According to her, this caused the parents of students who were actually eligible to pull their students out of the school.  No state money, no pay so the dissident teachers just hurt themselves. And she blamed the parents. “And of course because parents in this town don’t have a mind of their own, … they went by what she said. Instead of them coming to me and asking me if what they were told was true, they automatically believed what an ex-employee had told them who had been fired for giving out confidential information.” (She didn’t specify what information.) The former employees all insist that they did not leave good paying jobs to work for nothing if the state money did not come in. Several of them had students in the school and received invoices for tuition.

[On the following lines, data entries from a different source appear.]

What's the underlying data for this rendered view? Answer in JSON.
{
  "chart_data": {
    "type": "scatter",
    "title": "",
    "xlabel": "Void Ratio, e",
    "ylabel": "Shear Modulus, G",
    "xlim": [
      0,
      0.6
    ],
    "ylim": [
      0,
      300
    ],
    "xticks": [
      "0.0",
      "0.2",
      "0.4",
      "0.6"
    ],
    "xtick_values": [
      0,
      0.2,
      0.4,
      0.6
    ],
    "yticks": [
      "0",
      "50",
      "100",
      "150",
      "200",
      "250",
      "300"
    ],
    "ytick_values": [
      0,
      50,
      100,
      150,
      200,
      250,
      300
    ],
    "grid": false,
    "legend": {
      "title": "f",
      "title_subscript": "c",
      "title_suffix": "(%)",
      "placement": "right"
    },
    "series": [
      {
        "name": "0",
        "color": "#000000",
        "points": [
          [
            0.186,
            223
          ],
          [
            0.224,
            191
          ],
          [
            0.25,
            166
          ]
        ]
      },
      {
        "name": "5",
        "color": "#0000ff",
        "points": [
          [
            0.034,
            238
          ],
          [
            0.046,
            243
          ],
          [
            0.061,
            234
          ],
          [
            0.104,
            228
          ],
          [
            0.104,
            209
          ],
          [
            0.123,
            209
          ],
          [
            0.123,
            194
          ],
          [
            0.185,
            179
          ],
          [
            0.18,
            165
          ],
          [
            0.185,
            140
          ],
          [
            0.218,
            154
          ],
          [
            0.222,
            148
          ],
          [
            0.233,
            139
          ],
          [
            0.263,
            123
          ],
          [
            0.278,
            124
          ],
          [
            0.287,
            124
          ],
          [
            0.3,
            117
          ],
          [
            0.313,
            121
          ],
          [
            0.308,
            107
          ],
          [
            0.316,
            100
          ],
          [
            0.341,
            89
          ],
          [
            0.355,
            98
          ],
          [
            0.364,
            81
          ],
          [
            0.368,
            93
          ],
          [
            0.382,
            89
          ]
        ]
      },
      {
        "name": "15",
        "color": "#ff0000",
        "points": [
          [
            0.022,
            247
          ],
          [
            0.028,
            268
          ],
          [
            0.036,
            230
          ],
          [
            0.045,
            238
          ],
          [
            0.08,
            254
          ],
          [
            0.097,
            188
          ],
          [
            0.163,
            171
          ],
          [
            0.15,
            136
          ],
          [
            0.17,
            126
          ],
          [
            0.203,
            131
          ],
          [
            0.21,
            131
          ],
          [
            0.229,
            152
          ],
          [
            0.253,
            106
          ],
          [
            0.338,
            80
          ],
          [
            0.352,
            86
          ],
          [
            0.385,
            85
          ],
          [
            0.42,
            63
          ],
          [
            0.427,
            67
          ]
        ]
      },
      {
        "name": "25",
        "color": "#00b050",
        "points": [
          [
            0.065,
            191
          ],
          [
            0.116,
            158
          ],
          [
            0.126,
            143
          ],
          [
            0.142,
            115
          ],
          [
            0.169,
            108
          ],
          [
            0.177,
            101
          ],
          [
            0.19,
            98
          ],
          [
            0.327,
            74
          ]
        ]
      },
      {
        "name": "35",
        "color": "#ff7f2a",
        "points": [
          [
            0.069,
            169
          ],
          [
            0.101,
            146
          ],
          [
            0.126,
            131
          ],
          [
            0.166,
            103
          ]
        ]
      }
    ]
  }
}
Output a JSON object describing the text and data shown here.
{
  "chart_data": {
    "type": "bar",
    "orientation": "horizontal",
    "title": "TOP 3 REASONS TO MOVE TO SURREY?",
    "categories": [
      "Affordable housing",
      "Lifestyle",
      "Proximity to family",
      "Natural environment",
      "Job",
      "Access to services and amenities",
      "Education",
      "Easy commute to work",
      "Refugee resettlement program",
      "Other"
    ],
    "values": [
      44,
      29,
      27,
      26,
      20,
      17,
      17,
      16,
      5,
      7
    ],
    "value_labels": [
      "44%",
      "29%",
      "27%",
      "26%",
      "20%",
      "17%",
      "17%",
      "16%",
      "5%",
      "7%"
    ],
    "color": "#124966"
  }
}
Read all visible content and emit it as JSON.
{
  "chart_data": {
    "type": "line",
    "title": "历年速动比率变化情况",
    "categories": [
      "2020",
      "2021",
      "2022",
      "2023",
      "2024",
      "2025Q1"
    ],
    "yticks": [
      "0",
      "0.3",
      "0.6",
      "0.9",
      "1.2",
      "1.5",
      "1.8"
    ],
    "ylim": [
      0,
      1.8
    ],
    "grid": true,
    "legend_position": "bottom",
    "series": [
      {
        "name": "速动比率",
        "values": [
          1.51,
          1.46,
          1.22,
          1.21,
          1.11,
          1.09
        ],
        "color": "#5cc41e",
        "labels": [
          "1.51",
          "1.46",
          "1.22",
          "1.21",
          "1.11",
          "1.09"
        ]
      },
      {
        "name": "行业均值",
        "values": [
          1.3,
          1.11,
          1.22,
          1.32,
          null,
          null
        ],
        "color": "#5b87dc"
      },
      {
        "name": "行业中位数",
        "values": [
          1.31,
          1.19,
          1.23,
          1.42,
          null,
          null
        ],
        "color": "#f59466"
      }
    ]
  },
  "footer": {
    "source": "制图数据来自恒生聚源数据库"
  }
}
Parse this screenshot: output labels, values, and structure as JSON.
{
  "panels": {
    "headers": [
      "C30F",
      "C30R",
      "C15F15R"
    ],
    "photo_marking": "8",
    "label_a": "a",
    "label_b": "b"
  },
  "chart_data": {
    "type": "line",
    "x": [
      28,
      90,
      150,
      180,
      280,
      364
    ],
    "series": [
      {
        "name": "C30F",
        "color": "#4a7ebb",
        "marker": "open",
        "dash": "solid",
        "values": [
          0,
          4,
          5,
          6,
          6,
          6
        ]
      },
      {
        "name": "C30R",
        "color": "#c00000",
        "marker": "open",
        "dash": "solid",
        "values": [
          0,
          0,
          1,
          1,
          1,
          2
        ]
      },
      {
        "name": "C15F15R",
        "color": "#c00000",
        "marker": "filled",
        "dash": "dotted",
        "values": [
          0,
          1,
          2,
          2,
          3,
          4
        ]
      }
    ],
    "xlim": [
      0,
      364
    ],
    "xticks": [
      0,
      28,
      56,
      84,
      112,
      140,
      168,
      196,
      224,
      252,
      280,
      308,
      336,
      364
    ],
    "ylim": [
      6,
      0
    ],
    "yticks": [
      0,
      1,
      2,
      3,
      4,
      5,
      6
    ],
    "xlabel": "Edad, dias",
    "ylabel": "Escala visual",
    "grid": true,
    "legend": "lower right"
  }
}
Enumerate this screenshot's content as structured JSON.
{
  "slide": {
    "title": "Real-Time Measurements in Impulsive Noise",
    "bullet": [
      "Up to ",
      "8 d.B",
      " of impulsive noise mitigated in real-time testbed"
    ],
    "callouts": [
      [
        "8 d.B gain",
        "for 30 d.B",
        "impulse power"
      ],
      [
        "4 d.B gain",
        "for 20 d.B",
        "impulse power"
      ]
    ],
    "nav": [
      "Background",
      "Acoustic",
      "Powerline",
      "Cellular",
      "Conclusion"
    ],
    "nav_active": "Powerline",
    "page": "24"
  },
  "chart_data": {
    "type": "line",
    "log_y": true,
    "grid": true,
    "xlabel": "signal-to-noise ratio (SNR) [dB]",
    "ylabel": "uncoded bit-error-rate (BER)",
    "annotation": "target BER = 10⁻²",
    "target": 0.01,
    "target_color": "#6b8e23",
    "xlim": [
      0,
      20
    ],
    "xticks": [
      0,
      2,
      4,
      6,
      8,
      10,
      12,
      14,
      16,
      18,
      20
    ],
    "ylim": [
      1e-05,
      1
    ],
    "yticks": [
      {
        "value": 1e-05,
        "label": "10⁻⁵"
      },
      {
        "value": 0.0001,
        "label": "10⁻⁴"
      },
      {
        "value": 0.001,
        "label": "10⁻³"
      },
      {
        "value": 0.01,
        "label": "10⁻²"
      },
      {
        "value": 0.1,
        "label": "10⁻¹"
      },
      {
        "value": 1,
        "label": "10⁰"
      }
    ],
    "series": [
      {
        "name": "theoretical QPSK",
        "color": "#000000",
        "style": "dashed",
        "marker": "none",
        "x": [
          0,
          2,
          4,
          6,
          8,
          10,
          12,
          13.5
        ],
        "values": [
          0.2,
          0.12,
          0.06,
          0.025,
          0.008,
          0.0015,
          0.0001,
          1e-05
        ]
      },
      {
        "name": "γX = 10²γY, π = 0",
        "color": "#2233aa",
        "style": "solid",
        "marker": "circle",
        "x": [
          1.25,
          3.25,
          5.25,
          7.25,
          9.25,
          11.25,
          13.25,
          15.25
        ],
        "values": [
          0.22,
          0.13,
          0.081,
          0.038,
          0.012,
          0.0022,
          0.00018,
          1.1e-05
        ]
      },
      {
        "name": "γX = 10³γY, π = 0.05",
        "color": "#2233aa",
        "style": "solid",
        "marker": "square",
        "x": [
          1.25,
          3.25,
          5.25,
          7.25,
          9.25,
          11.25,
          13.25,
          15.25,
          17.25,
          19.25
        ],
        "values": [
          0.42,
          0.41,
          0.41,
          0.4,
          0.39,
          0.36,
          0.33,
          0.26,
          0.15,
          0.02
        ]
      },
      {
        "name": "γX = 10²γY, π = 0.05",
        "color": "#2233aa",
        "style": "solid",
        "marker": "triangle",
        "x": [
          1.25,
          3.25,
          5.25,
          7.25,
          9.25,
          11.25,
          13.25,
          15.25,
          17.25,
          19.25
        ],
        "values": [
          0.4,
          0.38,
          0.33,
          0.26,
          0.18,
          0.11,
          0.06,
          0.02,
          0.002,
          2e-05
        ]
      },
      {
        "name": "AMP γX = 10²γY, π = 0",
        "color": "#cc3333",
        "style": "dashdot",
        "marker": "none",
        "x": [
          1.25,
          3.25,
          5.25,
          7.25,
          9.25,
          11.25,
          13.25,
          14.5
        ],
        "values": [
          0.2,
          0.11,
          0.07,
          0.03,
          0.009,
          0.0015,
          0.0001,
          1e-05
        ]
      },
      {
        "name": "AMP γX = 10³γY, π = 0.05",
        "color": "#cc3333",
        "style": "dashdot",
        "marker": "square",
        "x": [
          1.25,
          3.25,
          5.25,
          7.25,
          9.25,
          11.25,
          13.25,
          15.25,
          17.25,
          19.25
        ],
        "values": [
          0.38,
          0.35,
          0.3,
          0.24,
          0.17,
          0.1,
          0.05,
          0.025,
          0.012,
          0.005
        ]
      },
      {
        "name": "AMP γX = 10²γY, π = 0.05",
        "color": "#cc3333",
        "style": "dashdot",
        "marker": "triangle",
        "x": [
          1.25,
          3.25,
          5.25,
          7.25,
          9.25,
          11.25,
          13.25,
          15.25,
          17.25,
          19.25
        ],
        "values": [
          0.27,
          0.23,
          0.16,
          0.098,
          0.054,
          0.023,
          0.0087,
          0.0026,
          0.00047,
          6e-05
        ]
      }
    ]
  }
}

The school, meanwhile, sits silent with the large school bus in front. Babino blames the unpaid teachers and the parents, and insists that all would have been well if only the parents of high school and junior high students had remained at the school. According to Stephan Estatico, Superintendent of the Superior School District, 25 students have reentered his schools. They will be able to make up work they have missed since they were out of class so briefly at the beginning of the year. According to Sam Spavlinch, one of the unpaid teachers, parents are being dunned for tuition, even at their work-places for the tuition they were assured they would not have to pay.